The area of financial crime management at banks is vast with scope encompassing customer due diligence, sanctions & screening, fraud prevention and AML compliance. Over the years the combination of technology & operations supporting this area has become mature and internal service provided include effective prediction and prevention of the movement of proceeds of crime besides managing the entire process from alert creation right till case resolution that includes associated customer, account, and compliance actions.
We see financial institutions at different levels of technology maturity and with varied success rates where it comes to ascertaining risk and taking preventive measures in time to mitigate losses – both financial and reputational. With cost of frauds now increasing at a much faster pace than the investments being made in this area and with banking being the leading industry facing this challenge, there is a need for enhanced focus. As per LexisNexis Risk Solutions, the projected total cost of financial crime compliance across all financial institutions reached $213.9 billion in 2021, surpassing the $180.9 billion recorded in 2020. On the investment side, most of the effort is going towards augmenting operational resources besides optimizing technology that includes modifying scenarios and changing thresholds for transactions based alert monitoring systems, enhancing customer risk-rating models, improving reporting, enabling data via data marts for consumption and automating data feeds across systems.

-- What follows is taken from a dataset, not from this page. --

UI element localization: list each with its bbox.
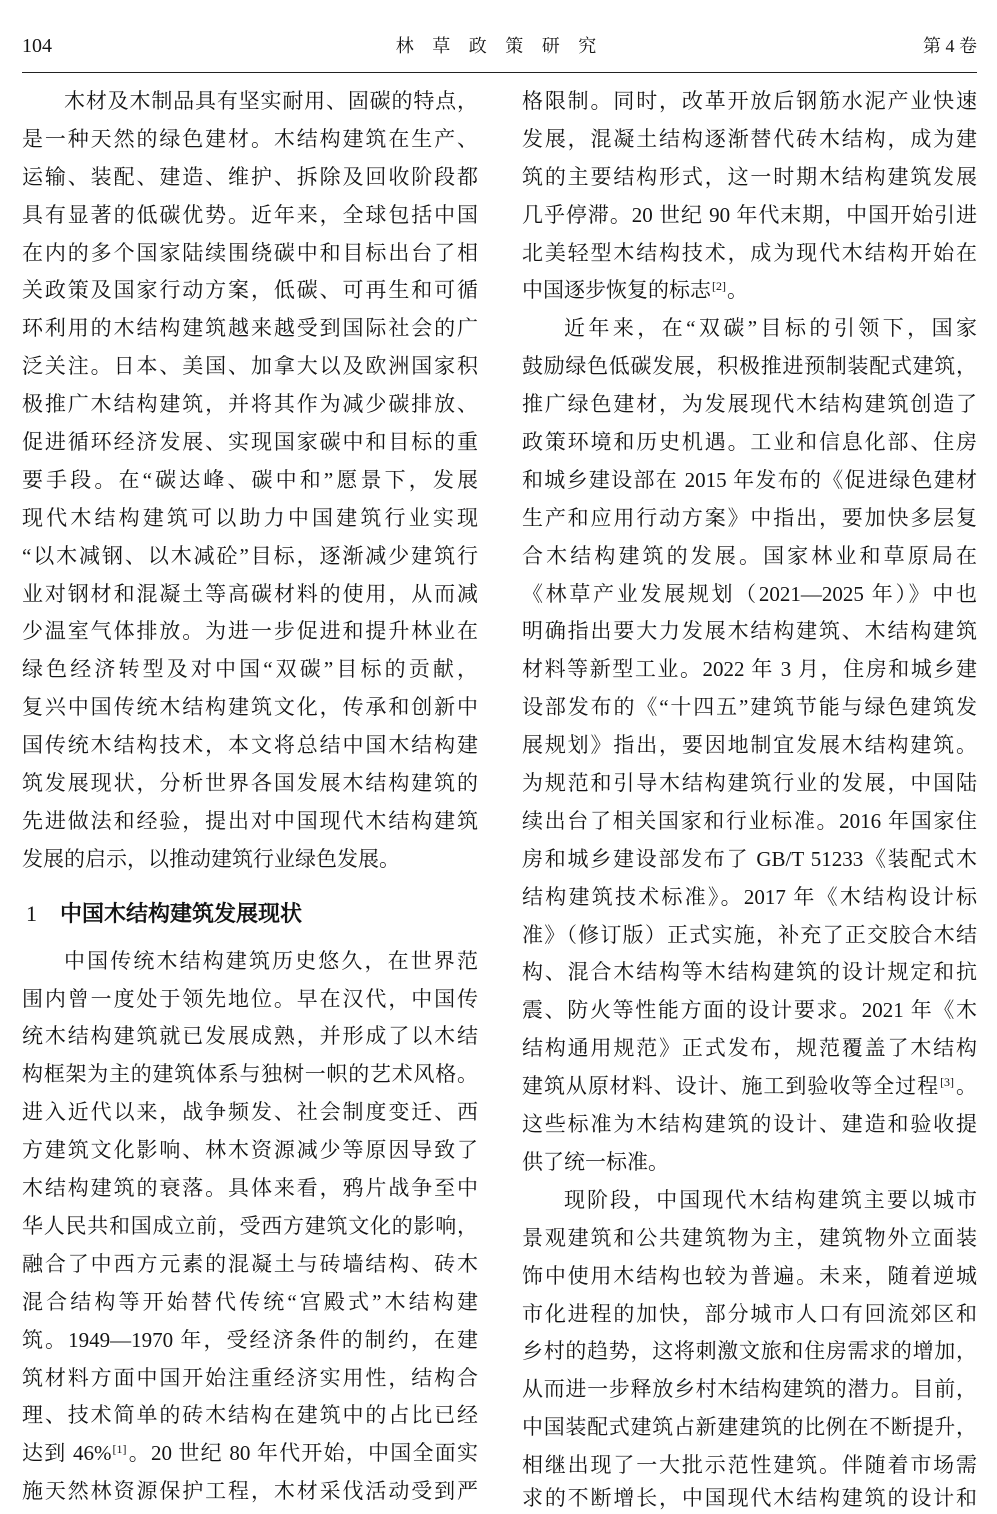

One of the initiatives in this space that banks have been trying to implement includes perfecting the art of real time fraud & anomaly detection especially considering that most have limited real time decisioning tools as well as nascent AI/ ML capabilities that drive the alert monitoring systems. Moreover, the existing fraud prediction models that include behavioral analytics require significant rigor around model development and redevelopment, another area that still needs enhanced focus even in large banks. The advancements in this area need to tread the fine balance of superior anomaly prediction & decisioning capability without compromising on the end customer experience that can very easily change for the worse in case genuine transactions are denied for execution.
Further the ask of rapid adherence to constant updating AML compliance and reporting needs across the enterprise can be challenging and complex. The expectation is to analyze KYC data to assess customer risk, then detect customer and account behavior patterns which may indicate suspicious activity, alert internal investigators followed by enabling seamless investigation, tracking, and filing compliance reports. This is besides actioning on the investigating outcome all of which may involve further internal transactions as well as liaison with service providers, bank community and most importantly regulators.
Data Driven Intelligence Automation
Operations supporting the above processes typically requires an ability to extract insights from internal data across various divisions as well as third-party information content. Since most organizations still have disparate systems that house relevant data, consistency of data remains a challenge, and some are in the journey of data transformation or cloud adoption – hence building out a robust single risk view, one that can be used to harness data and compare with trusted external sources to mitigate financial crime risks is no mean task. However, the same needs to be done.
There are many low hanging opportunities seen consistently across banks where it comes to application of intelligent automation in financial crime (refer to Fig 1.0). The overall automation business case adds up considering the losses on account of fraudulent transactions, increase in the number of digital transactions, existing manual and repeatable steps and the high cost of AML non-compliance. Moreover, considering the existing legacy technology and detailed SOP’s to be adhered to as part of enterprise shared service operations, the possibility for automation driven impact can be significant. Moreover, high number of alerts to be investigated within challenging predefined SLA’s of which more than 90% eventually turn out to be false positives, significant internal & external collaboration still via emails or phone calls and the need to access multiple systems as part of investigations and closure makes automation relevant and critical. Banks as part of their automation CoE’s are using leading RPA tools to implement & support the identified use cases besides continuously building & updating supervised and unsupervised machine learning models to achieve their efficiency, effectiveness, and experience goals. Additional focus is towards bringing in explainability around model recommendations and transparency in the overall case progression journey. As these enablement gets implemented, institutions can begin to see a marked improvement in predefined metrics and reduction in overall structural costs by removal of non-value add steps.
While banks have been on a journey over the years to move fast in this complex and dynamic space, we see compliance officers at banks continuing to invest in the key technology layers of experience, intelligent automation and enabling capabilities driven by a superior underlying architecture (Fig 2.0).
In the era of open & embedded banking and where banks are pushing towards cloud adoption and tightening security controls, we see a great opportunity for technology savvy banks to not only keep compliance costs under control & outcome predictable but also to offer financial crime component as a service. New operating models are being created and collaboration between financial services players, service providers, fintech innovators and regulators are gaining ground. This will eventually facilitate creation of service components such as KYC & customer due diligence, fraud detection, false positive recommendations, compliance reporting etc. and for the same to be embedded and consumed by other financial service players. There is a good fitment for the offered service components to be consumer by the neo & challenger banks that might be better off leveraging traditional bank’s services for this capability rather than duplicating efforts in this direction. Moreover, best practices from banking including customer due diligence & fraud risk mitigation etc. could also be adopted by those in other industries such as utility majors, retail & hospitality chains, payment service providers etc. that need to onboard customer and perform financial transaction on a regular basis.